Synopsis: Inspired by a young woman handing out tracts on the street, Shiro Lhadatt volunteers to be the first astronaut for a space project. No one else wants to be in Shiro's shoes for some had already died amidst attempts to venture into space. Shiro is determined however, and he's willing to sacrifice his own life if need be. But certain political factions have other plans for the space project...
Review: I always feel a sense of intimidation when reviewing something that's a. critically acclaimed; or b. considered a "classic". Just my luck that Royal Space Force: Wings of Honneamise happens to be both. With my younger brother's incessant warnings about falling asleep in mind, I watched the two-hour spectacle unfold. There's so much riding on this title. Renowned film critic Roger Ebert is all praises for it. Almost every online review I read gave it the highest ratings. It's one of the most expensive animated films ever made to boot.
Wings of Honneamise is set in a world much like our own. Everything's a lot like Earth -- the people, the culture, etc. but it's not Earth. It's a time where space travel still considered a fantasy by most, with only a few who are willing to try and make it a reality. Thus when Shiro volunteers for the space project, his colleagues are flabbergasted. After previous unsuccessful attempts (some even resulting in death), one would have to be crazy to volunteer. But Shiro had the vision and the open-mindedness to see past the bad, and he truly believed that what he'd be doing would help mankind advance into the future. There was no turning back, and so the story goes...
Wings of Honneamise possesses a certain realism which is not unlike what you'd experience when watching so-called "serious" titles such as "Grave of the Fireflies" or "Rail of the Star". It has a very mature approach to the subject at hand, and I can understand why younger viewers would not be able to appreciate it fully. I liked the way the main character Shiro gradually developed along with the situation, and I found myself rooting for him and the project till the end. It's a story about how man transcends various obstacles in order to progress. But I also read that in portraying a world without belief in space travel, Gainax (Yes, it is from Gainax!) also meant to portray a society without belief in the potential of anime. This film is open to so many levels of interpretation -- there are various religious, moral, cultural, and political issues to contend with amidst the basic premise of man's first journey to space. Yet despite that, no part of it is hard to understand. It's straightforward storytelling without cryptic dialogues and symbolisms.
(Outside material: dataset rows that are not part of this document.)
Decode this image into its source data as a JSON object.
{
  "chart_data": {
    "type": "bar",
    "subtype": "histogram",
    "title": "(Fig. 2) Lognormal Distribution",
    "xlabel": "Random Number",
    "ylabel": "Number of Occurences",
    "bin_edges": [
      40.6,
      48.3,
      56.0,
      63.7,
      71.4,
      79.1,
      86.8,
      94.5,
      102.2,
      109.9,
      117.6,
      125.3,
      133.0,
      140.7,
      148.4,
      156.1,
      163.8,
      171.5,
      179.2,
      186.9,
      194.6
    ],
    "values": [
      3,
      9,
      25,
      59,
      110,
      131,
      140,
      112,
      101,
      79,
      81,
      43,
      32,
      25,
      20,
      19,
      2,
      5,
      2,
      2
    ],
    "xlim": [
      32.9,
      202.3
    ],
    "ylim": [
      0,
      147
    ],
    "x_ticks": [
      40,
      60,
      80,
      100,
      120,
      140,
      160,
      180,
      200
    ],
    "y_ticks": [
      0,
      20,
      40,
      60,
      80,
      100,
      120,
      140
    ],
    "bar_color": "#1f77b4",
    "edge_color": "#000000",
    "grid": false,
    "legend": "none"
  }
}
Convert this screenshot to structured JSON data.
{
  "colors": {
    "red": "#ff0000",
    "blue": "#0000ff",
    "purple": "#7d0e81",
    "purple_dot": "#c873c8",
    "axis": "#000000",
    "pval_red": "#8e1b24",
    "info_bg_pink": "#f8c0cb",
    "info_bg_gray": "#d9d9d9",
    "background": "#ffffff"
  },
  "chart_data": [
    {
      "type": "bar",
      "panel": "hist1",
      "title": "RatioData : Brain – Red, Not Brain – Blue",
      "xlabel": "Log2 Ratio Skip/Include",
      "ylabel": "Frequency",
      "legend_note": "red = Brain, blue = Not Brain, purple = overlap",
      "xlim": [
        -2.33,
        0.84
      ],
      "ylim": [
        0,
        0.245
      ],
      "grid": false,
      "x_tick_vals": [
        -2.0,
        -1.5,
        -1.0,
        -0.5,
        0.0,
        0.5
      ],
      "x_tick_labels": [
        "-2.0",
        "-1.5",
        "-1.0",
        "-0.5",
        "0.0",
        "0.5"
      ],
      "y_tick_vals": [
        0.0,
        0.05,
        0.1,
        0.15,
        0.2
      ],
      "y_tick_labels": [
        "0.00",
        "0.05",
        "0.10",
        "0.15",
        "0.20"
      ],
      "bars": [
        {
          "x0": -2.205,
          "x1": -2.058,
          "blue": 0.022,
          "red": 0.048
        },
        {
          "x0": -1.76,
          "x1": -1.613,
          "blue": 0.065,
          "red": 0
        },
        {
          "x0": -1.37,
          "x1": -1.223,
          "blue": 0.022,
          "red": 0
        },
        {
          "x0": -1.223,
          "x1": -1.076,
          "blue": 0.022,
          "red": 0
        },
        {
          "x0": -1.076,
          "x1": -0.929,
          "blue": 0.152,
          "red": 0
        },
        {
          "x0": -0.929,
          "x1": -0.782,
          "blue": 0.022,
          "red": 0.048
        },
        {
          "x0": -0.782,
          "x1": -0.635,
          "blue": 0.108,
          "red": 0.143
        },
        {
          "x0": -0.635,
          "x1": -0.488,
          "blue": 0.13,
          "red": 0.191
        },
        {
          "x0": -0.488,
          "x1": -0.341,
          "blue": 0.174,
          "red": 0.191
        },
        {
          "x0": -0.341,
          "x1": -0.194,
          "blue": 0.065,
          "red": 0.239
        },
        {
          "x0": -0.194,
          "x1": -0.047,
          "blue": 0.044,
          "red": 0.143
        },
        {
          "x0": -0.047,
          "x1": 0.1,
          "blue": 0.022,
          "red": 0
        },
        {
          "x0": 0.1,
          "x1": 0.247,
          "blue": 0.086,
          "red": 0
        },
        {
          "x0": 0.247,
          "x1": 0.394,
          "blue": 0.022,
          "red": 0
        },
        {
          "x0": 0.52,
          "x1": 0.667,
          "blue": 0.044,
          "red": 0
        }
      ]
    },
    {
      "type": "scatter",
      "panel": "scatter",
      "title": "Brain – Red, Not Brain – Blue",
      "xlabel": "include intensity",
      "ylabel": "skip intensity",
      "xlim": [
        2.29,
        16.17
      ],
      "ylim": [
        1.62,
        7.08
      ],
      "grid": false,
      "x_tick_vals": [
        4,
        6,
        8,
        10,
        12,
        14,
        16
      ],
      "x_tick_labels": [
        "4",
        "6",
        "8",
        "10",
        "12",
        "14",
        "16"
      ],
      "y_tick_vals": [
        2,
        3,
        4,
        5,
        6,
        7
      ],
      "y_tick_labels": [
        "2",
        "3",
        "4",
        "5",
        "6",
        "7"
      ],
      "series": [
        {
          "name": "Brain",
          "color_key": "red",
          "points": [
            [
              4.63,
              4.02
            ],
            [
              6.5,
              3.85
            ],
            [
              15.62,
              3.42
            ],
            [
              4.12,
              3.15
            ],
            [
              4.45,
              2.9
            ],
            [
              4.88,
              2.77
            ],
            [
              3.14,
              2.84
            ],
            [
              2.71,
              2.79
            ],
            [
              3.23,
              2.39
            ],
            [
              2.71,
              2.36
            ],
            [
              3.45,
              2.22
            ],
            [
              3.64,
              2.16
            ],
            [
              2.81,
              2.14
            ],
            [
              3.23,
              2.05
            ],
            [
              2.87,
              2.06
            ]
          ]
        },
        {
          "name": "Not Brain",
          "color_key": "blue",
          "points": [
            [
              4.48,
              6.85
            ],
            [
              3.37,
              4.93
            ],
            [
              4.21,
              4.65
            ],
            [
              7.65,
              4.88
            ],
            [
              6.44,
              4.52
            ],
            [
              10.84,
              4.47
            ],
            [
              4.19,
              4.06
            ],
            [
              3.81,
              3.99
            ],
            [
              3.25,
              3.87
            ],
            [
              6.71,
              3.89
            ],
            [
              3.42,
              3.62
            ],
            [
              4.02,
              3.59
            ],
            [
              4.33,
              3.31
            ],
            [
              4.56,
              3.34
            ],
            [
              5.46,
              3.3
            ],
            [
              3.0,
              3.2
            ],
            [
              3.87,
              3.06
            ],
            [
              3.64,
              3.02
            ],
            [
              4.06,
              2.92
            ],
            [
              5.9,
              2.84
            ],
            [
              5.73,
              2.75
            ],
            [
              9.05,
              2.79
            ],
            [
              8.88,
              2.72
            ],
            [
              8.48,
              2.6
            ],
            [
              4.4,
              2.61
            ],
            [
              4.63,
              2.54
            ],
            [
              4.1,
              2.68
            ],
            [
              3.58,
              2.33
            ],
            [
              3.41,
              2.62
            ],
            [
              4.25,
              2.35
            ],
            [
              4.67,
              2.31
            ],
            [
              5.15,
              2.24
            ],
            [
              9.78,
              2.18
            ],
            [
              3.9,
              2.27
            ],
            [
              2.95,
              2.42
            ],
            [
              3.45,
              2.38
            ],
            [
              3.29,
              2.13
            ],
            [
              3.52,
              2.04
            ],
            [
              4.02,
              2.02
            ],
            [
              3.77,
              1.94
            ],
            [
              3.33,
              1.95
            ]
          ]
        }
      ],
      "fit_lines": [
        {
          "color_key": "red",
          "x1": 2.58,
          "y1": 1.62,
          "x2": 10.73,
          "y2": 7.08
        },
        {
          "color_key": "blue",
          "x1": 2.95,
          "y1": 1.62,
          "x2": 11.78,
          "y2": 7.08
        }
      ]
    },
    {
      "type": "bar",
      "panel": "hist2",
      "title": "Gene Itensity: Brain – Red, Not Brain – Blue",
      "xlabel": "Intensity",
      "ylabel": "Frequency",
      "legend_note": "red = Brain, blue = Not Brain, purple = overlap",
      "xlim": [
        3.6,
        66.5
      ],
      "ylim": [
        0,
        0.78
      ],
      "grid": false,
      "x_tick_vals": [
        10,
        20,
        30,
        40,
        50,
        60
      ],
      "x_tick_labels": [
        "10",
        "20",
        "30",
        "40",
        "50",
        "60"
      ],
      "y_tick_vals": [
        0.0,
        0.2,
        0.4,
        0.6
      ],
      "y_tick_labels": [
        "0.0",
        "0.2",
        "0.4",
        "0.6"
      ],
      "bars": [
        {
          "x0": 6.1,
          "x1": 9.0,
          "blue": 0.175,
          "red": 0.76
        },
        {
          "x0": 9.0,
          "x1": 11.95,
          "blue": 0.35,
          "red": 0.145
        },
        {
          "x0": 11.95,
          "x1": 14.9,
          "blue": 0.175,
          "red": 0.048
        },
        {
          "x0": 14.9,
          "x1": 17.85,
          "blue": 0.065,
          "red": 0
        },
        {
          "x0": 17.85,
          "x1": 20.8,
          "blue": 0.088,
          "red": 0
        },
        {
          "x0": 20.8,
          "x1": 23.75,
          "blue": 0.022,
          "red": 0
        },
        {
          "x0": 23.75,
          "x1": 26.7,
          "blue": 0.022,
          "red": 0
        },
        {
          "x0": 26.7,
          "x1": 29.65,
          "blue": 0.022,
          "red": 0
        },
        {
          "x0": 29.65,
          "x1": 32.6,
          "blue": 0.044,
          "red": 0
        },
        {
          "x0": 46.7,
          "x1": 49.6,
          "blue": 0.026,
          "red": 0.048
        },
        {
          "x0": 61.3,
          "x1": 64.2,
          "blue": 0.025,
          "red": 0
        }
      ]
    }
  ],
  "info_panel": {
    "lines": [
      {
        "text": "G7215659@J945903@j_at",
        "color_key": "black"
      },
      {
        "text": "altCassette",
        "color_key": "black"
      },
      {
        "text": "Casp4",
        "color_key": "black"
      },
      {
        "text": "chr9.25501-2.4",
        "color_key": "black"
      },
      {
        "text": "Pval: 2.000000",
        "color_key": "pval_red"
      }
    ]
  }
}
The art and animation are quite impressive, especially for something that was originally released way back in 1987. The character designs are rather dour though, although Shiro strikes me as something of a great big teddy bear with his friendly face. Each scene is rendered in great detail, making it fairly obvious that no expense was spared in the making of this film.
Wings of Honneamise is an excellent piece, but I suggest you make sure that you like this kind of heavy stuff before grabbing yourself a copy.
Miscellanies: Wings of Honneamise was a box-office disaster in its original release.